Other members will include Title IX and campus sexual misconduct experts, representatives from the Washtenaw County District Attorney’s Office, representatives from the SafeHouse Center, a local nonprofit organization dedicated to ending domestic violence and sexual assaults, students, survivors, members of the community and some members of the administration. and faculty from three University of Michigan campuses.
“The creation of the Coordinated Community Response Team is another important step towards our vision of becoming a national leader in protecting our community from inappropriate behavior and sexual misconduct,” said the University’s interim president. of Michigan, Mary Sue Coleman, in a statement. “The team structure, which includes leaders from outside the university, will give a voice to all members of our community who have a point of view to share on this vital effort.”
This CCRT must meet at least three times a year. He will work with officials and advise the university on a wide range of approaches to preventing and addressing sexual misconduct. Additional details on the formation of the CCRT will be shared following court approval.

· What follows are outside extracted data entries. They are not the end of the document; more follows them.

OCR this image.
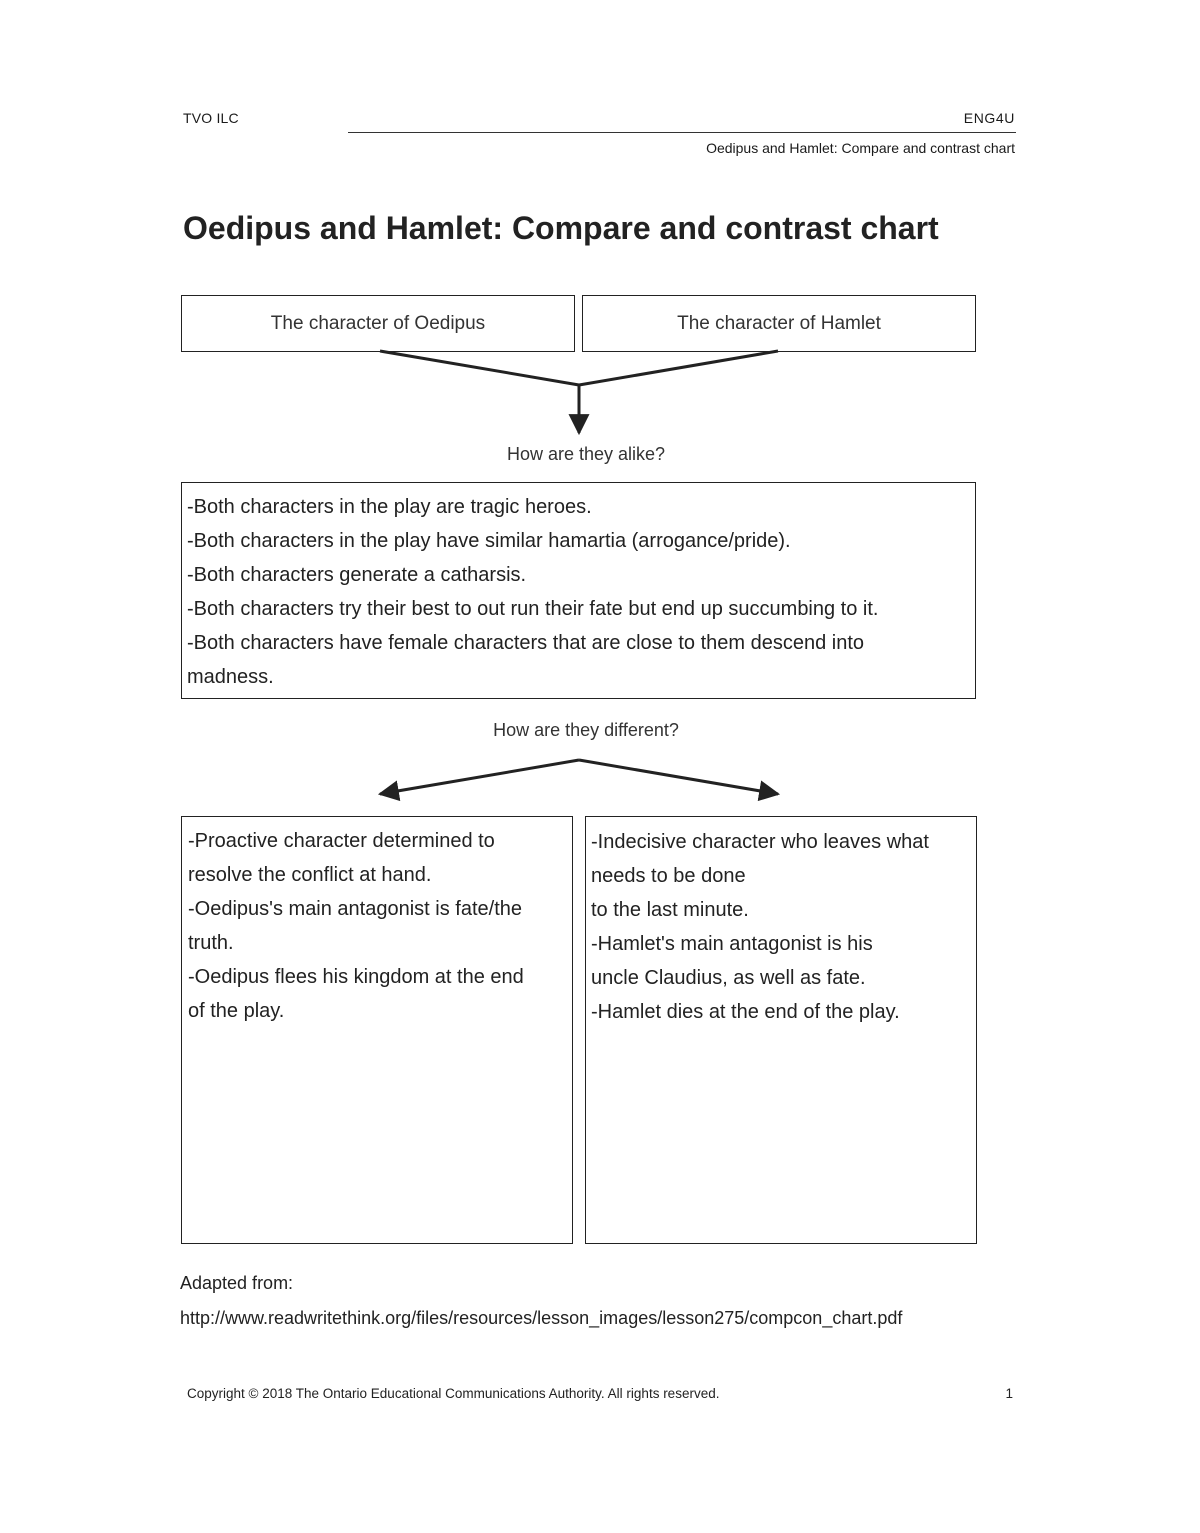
TVO ILC	ENG4U
Oedipus and Hamlet: Compare and contrast chart
Oedipus and Hamlet: Compare and contrast chart
The character of Oedipus	The character of Hamlet
How are they alike?
-Both characters in the play are tragic heroes.
-Both characters in the play have similar hamartia (arrogance/pride).
-Both characters generate a catharsis.
-Both characters try their best to out run their fate but end up succumbing to it.
-Both characters have female characters that are close to them descend into
madness.
How are they different?
-Proactive character determined to
resolve the conflict at hand.
-Oedipus's main antagonist is fate/the
truth.
-Oedipus flees his kingdom at the end
of the play.
-Indecisive character who leaves what
needs to be done
to the last minute.
-Hamlet's main antagonist is his
uncle Claudius, as well as fate.
-Hamlet dies at the end of the play.
Adapted from:
http://www.readwritethink.org/files/resources/lesson_images/lesson275/compcon_chart.pdf
Copyright © 2018 The Ontario Educational Communications Authority. All rights reserved.	1
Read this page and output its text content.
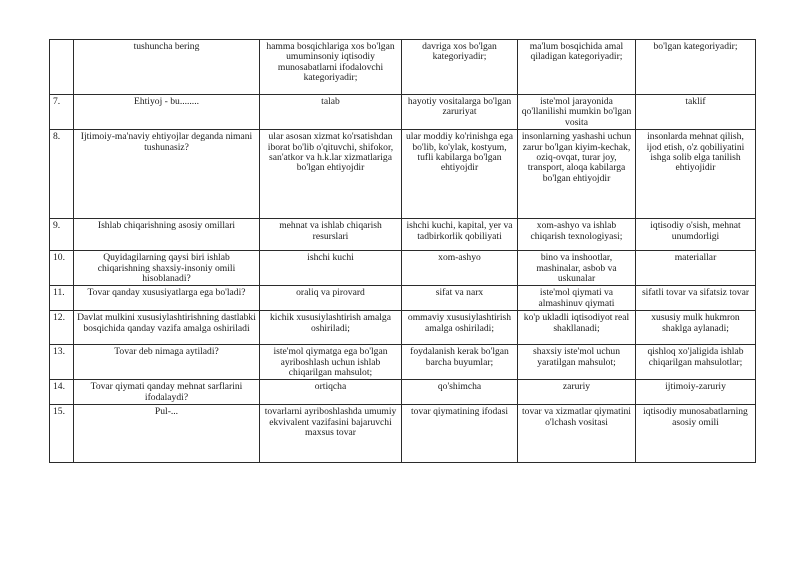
	tushuncha bering	hamma bosqichlariga xos bo'lgan umuminsoniy iqtisodiy munosabatlarni ifodalovchi kategoriyadir;	davriga xos bo'lgan kategoriyadir;	ma'lum bosqichida amal qiladigan kategoriyadir;	bo'lgan kategoriyadir;
7.	Ehtiyoj - bu........	talab	hayotiy vositalarga bo'lgan zaruriyat	iste'mol jarayonida qo'llanilishi mumkin bo'lgan vosita	taklif
8.	Ijtimoiy-ma'naviy ehtiyojlar deganda nimani tushunasiz?	ular asosan xizmat ko'rsatishdan iborat bo'lib o'qituvchi, shifokor, san'atkor va h.k.lar xizmatlariga bo'lgan ehtiyojdir	ular moddiy ko'rinishga ega bo'lib, ko'ylak, kostyum, tufli kabilarga bo'lgan ehtiyojdir	insonlarning yashashi uchun zarur bo'lgan kiyim-kechak, oziq-ovqat, turar joy, transport, aloqa kabilarga bo'lgan ehtiyojdir	insonlarda mehnat qilish, ijod etish, o'z qobiliyatini ishga solib elga tanilish ehtiyojidir
9.	Ishlab chiqarishning asosiy omillari	mehnat va ishlab chiqarish resurslari	ishchi kuchi, kapital, yer va tadbirkorlik qobiliyati	xom-ashyo va ishlab chiqarish texnologiyasi;	iqtisodiy o'sish, mehnat unumdorligi
10.	Quyidagilarning qaysi biri ishlab chiqarishning shaxsiy-insoniy omili hisoblanadi?	ishchi kuchi	xom-ashyo	bino va inshootlar, mashinalar, asbob va uskunalar	materiallar
11.	Tovar qanday xususiyatlarga ega bo'ladi?	oraliq va pirovard	sifat va narx	iste'mol qiymati va almashinuv qiymati	sifatli tovar va sifatsiz tovar
12.	Davlat mulkini xususiylashtirishning dastlabki bosqichida qanday vazifa amalga oshiriladi	kichik xususiylashtirish amalga oshiriladi;	ommaviy xususiylashtirish amalga oshiriladi;	ko'p ukladli iqtisodiyot real shakllanadi;	xususiy mulk hukmron shaklga aylanadi;
13.	Tovar deb nimaga aytiladi?	iste'mol qiymatga ega bo'lgan ayriboshlash uchun ishlab chiqarilgan mahsulot;	foydalanish kerak bo'lgan barcha buyumlar;	shaxsiy iste'mol uchun yaratilgan mahsulot;	qishloq xo'jaligida ishlab chiqarilgan mahsulotlar;
14.	Tovar qiymati qanday mehnat sarflarini ifodalaydi?	ortiqcha	qo'shimcha	zaruriy	ijtimoiy-zaruriy
15.	Pul-...	tovarlarni ayriboshlashda umumiy ekvivalent vazifasini bajaruvchi maxsus tovar	tovar qiymatining ifodasi	tovar va xizmatlar qiymatini o'lchash vositasi	iqtisodiy munosabatlarning asosiy omili
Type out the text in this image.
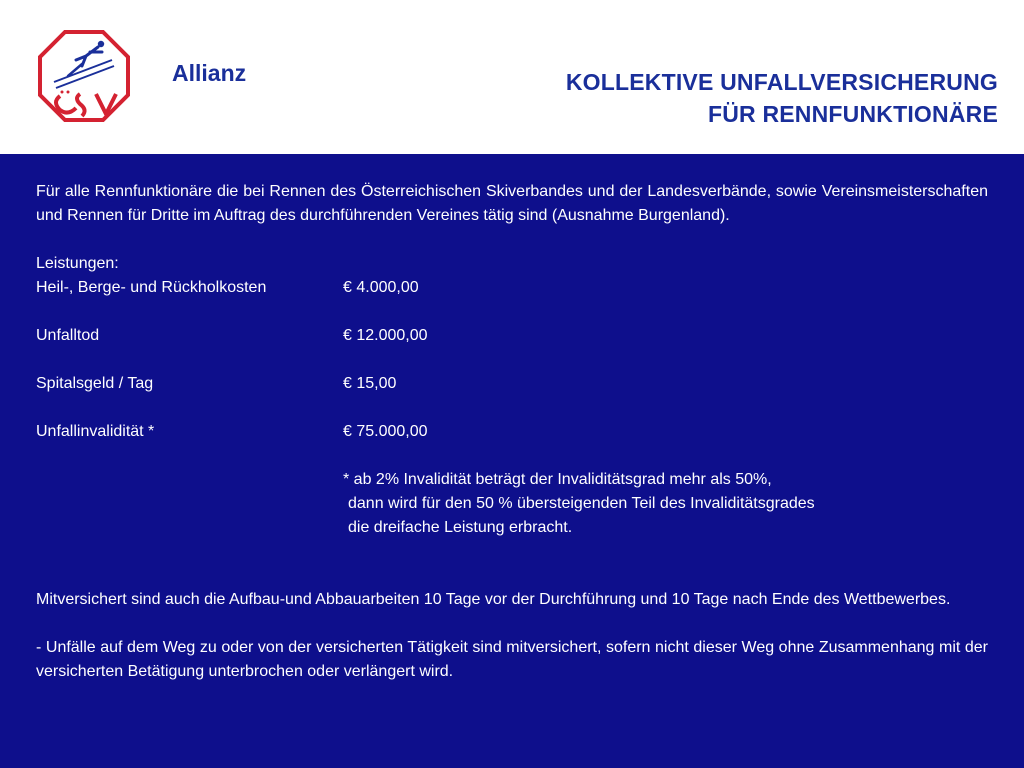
Allianz	KOLLEKTIVE UNFALLVERSICHERUNG
FÜR RENNFUNKTIONÄRE

Für alle Rennfunktionäre die bei Rennen des Österreichischen Skiverbandes und der Landesverbände, sowie Vereinsmeisterschaften und Rennen für Dritte im Auftrag des durchführenden Vereines tätig sind (Ausnahme Burgenland).

Leistungen:
Heil-, Berge- und Rückholkosten	€ 4.000,00
Unfalltod	€ 12.000,00
Spitalsgeld / Tag	€ 15,00
Unfallinvalidität *	€ 75.000,00
* ab 2% Invalidität beträgt der Invaliditätsgrad mehr als 50%,
dann wird für den 50 % übersteigenden Teil des Invaliditätsgrades
die dreifache Leistung erbracht.

Mitversichert sind auch die Aufbau-und Abbauarbeiten 10 Tage vor der Durchführung und 10 Tage nach Ende des Wettbewerbes.

- Unfälle auf dem Weg zu oder von der versicherten Tätigkeit sind mitversichert, sofern nicht dieser Weg ohne Zusammenhang mit der versicherten Betätigung unterbrochen oder verlängert wird.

The CCRT is considered “a best practice for colleges and universities seeking to enact serious reforms” regarding sexual misconduct, according to the university’s statement. Other institutions, including the University of California, Berkeleyand the University of Mary Washingtonhave similar teams on campus.
Graham’s lawsuit came in response to two recent investigative reports, conducted by a law firm and released by the university, detailing decades of sexual assaults on campus. In 2020 the university released a report on Martin Philbert, a former provost who engaged in inappropriate sex with employees and graduate students, and in 2021 the university released its report on Anderson.
The litany of sexual misconduct didn’t end there: In January, Michigan’s board of directors fired the chairman, Dr. Mark Schlissel, after he was found using the resources of the university to conduct an affair with a subordinate.
Jordan Acker, chairman of the board of trustees, said in a statement that the creation of the CCRT will provide the university with another way to support survivors of sexual abuse.
“This commitment to stay tuned is an academic commitment that will extend to our next president,” Acker said in a statement. “Continued community input will help shape the policies and practices of the future.”
Kenyora Parham, executive director of End Rape on Campus, called the settlement a good first step, noting that CCRTs were first used by police, local courts and women’s shelters to address and prevent situations of violence. domesticated.
“I think what we’re seeing now is universities taking a similar approach to that, really taking that community approach and not just talking about what’s on their campuses, but also bringing in outside organizations as well as students to fight sexual assault on campus. said Parham. “This is the first important step in changing campus culture and ultimately keeping students safe.”
She still has questions about how the Michigan CCRT will be integrated into the campus community and whether the group will be proactive in preventing sexual assault.
“What is the coordinated community response effort with respect to a prevention strategy? said Parham. “We can’t just get this team together, get 30 members together, and expect those 30 members to change the culture on campus.”
But she said it’s a positive sign Michigan has agreed to create a CCRT that gives students a seat at the table.
“You can’t create such a program without them,” she said. “They are the ones who are disproportionately affected by this problem, and the university must consider the narrative perspectives, not only of those who serve on campus, but also of students, their experiences and their identities.”